Muncy’s Nixon settles for sixth

HERSHEY – Dakota Nixon wasn’t nearly happy with the way he wrestled his final three matches at the PIAA Wrestling Championships. They were the complete opposite of the two wins he posted in the first two rounds to guarantee himself a state medal.

The Muncy junior walked out of the Giant Center with a sixth-place finish at 145 pounds, his first state medal. He also extended Muncy’s run of having a state placewinner each year for the past seven seasons. It’s a streak bettered in District 4 only by Milton.

“It means a lot to place, but the last two days I’m just not happy at all,” Nixon said. “One positive thing to get out is it’s fuel for next year.”

Nixon was so unhappy with his three consecutive losses to close out his tournament that he plans on heading to the practice room today to begin his work on next season. He also plans on spending time with the Benton Tiger Wrestling Club to help fine-tune some aspects of his wrestling.

Nixon earned himself a medal by winning his quarterfinal match Friday morning. But he was sent to the consolation bracket by Kittanning’s Jason Nolf with a second-period fall. Nolf went on to win his third state title Saturday.

Nixon never got his offense going again. He score just two combined points in his two consolation losses.

“I haven’t felt comfortable the last two days and I don’t know why,” Nixon said. “It’s real frustrating. This tournament is a long, hard tournament. It’s basically a war out there. I didn’t expect it to be this long. It’s a hard tournament.”
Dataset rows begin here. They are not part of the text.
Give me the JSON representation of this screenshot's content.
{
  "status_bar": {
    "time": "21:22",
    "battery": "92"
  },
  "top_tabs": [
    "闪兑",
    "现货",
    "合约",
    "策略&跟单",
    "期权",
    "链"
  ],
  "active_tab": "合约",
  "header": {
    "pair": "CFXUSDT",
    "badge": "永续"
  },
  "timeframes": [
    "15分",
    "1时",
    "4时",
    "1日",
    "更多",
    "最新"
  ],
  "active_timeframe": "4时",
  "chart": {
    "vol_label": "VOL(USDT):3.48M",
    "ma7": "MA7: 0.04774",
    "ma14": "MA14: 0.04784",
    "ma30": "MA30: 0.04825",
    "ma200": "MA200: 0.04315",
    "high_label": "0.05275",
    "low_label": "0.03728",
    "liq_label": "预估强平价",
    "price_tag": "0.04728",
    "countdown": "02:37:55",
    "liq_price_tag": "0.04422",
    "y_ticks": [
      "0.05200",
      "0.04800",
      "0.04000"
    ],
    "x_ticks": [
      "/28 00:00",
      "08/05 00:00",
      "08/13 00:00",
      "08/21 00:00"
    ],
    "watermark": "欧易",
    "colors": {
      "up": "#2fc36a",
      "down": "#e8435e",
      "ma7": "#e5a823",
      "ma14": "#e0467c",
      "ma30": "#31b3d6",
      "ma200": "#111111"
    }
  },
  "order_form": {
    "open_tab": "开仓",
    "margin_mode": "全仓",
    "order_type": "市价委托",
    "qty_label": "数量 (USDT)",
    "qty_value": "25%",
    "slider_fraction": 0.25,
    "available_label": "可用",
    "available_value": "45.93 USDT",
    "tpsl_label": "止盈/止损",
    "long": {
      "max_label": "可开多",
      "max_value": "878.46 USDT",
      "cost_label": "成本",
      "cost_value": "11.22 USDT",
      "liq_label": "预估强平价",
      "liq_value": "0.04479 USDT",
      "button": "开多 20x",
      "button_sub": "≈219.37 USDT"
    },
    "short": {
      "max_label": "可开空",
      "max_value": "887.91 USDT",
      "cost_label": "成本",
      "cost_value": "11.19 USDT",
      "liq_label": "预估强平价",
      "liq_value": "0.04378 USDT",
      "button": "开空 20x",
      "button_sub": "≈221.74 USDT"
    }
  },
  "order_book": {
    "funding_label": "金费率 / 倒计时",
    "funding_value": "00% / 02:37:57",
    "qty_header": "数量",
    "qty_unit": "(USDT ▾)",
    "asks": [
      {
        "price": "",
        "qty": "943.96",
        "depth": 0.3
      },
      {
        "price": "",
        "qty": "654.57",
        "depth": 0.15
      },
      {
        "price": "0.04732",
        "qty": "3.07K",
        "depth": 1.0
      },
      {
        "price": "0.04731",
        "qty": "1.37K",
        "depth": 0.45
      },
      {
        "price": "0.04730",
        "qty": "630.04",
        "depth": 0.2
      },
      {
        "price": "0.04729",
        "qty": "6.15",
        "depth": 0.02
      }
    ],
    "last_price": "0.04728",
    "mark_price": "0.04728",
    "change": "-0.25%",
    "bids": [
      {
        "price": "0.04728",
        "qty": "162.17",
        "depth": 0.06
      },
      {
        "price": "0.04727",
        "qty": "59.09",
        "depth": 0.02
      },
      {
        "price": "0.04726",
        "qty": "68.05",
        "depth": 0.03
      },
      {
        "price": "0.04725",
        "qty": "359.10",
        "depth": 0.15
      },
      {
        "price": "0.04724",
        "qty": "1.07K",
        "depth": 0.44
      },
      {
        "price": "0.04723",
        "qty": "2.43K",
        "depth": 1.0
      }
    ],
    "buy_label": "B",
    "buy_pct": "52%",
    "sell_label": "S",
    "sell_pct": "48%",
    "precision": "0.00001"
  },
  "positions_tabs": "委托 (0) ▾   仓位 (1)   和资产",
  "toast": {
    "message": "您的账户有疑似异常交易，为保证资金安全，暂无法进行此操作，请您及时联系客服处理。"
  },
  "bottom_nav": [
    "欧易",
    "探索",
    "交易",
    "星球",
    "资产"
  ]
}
Montgomery’s Isaiah Bobotas and Kyle Drick shared the final match disappointments with Nixon. Bobotas lost in his third-place consolation, 2-1 in the tie-breaker to Saegertown’s Dylan Reynolds to finish fourth at 182 pounds.

Drick, wrestling in his first state tournament, lost 7-2 to take eighth place at 113 pounds. Drick and Bobotas became the first Montgomery teammates to place at states in the same year since Jaryd Steinbacher and Kyle Mowrey took fourth and seventh in 2005. Mowrey is now Montgomery’s head coach.

“Isaiah has a lot of natural talent and he really picked it up at the end of the season,” Drick said. “Everyone in our room is working hard. If they just keep it up, we can continue this tradition.”

Bobotas suffered his first loss of the season in Friday’s semifinal round, losing to Bethlehem Catholic’s Jose Ortiz, 3-0. Bobotas had cruised to titles at districts and regionals, and he won his first two matches at states by a combined 14-8.

His fourth-place finish was his first state medal.

“I was right there and I think third is a big step up from fourth, so that was what I wanted,” Bobotas said. “But I wanted to be on the podium my whole life and I’m finally there. So it’s a good thing.”

Bobotas said his performance in the postseason has got him re-thinking his decision not to wrestle in college. He feels like he’s capable of even more than he showed during his stellar postseason run.

“I feel like I could be better with the talent I have,” Bobotas said. “It’s made me think a lot the last few weeks. I think I’m going to continue to wrestle and see how good I can get.”

Drick took some time after coming off the mat from his seventh-place consolation match loss to think about just what he had accomplished and began to see the positive in what he did. He was a wrestler who had won just one match total in the previous two district tournaments. But he beat returning state qualifier Ethan Calkins in the regional semifinals to claim his first trip to states, and carried that momentum into a state medal.

“Now that I think about it, I’m top eight in the state, so I’m just happy I got a medal,” Drick said. “Wrestling those guys at districts and regionals really helped me. They’ve been (in Hershey) before, so they gave me a taste of what it’s like.”

Central Mountain’s Chad Reese tried to put his Class AAA 160-pound eighth-place finish into a positive light Saturday, but he just couldn’t hide his disappointment. He was beaten with double-leg takedowns yesterday, losing in the consolation quarterfinals, and then again in the seventh-place consolations by a combined three points.

So even though he became the Wildcats’ first state placewinner since Brian Brill took second in 2012, it wasn’t good enough.

“I either didn’t wrestle my best or I’m just not good enough,” Reese said. “I’m defintiely disappointed because it ends my career. I don’t know if it’s just my personality because I’m competitive or what. Some people look at it differently, but I’m just never satisfied.”